La razón es sencilla: Lviv desde la Primera Guerra Mundial hasta los años 90 tuvo una sucesión turbulenta de conquistadores. Primero rusos, luego austríacos y después polacos, hasta llegar en 1991 a la tan ansiada independencia, juntamente con todo el Estado ucraniano. Este pasado tan vivo ciertamente le ha dado un aspecto internacional, a partir de los distintos estilos arquitectónicos que Lviv ofrece. Su carácter cosmopolita está, además, reforzado por el gran número de ciudades con las que ha establecido hermanamientos: Corning (Estados Unidos), Whitstable (Reino Unido), Winnipeg (Canadá), Banja Luka (Bosnia y Herzegovina) y otras ciudades más cercanas.
Al llegar a Lviv no se puede evitar una visita a la Ciudad Vieja, ubicada al este del centro moderno.

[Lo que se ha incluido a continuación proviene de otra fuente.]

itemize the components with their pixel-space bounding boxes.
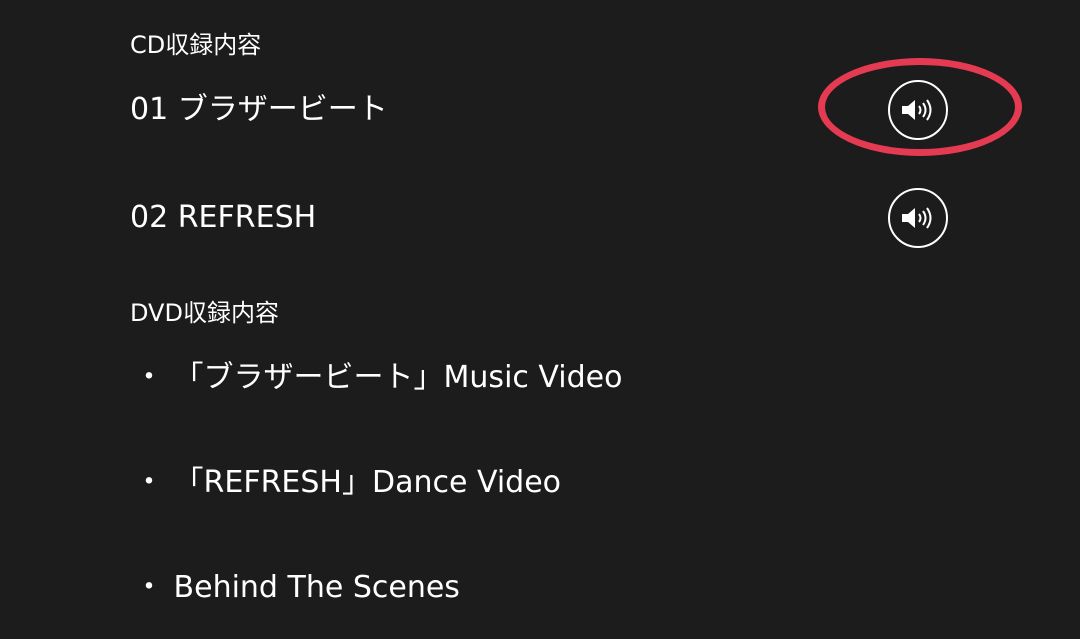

Allí se puede admirar lo que una vez fue el núcleo de Lviv, es decir, la plaza Rynok con su fantástico mix de estilos arquitectónicos: el ayuntamiento central data del siglo XIX mientras que los edificios circundantes datan del siglo XVI, con influencia del arte barroco y del renacentista. También está presente el estilo gótico con la Catedral Católica Romana, situada al suroeste de la plaza, en cuya Capilla Boyim se encuentran las más fascinantes esculturas en piedra de Lviv.
Más al oeste hay barrios de estilo neoclásico, ecléctico y moderno surgidos en los siglos XIX y XX. Y no termina aquí: la ciudad, de hecho, también está adornada con Art Déco, Art Nouveau y la Secesión de Viena. ¿Se puede entonces definir a Lviv como una ciudad-museo? Sin duda, si se piensa además que la ciudad ucraniana alberga varias pinacotecas, como el museo de arte ucraniano, el museo nacional, el museo de historia, el museo farmacéutico y el museo de Arquitectura y Vida Popular (a unos 2 kilómetros al este de la Ciudad Vieja).

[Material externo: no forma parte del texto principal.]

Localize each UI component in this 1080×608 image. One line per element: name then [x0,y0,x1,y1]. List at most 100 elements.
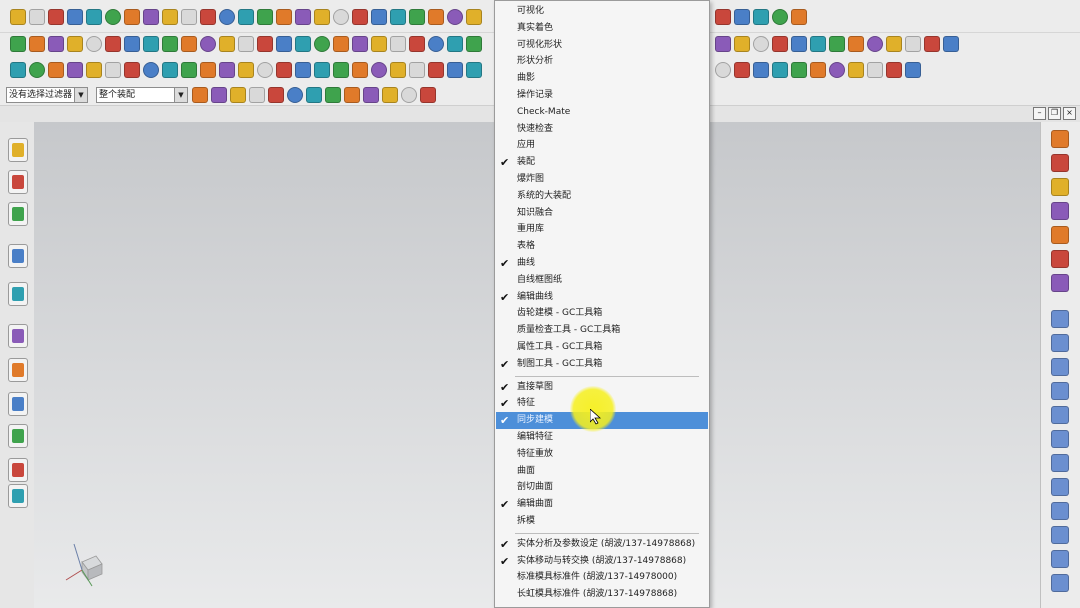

La ciudad de Lviv está, además, salpicada aquí y allá con muchas esculturas dedicadas a personalidades importantes, tanto ucranianas como internacionales. Una vez terminado el tour por las bellezas arquitectónicas de la ciudad, se recomienda relajar mente y cuerpo en el encantador Teatro de Ópera y Ballet.
En 2012 Lviv fue sede de algunos encuentros del Campeonato Europeo de fútbol.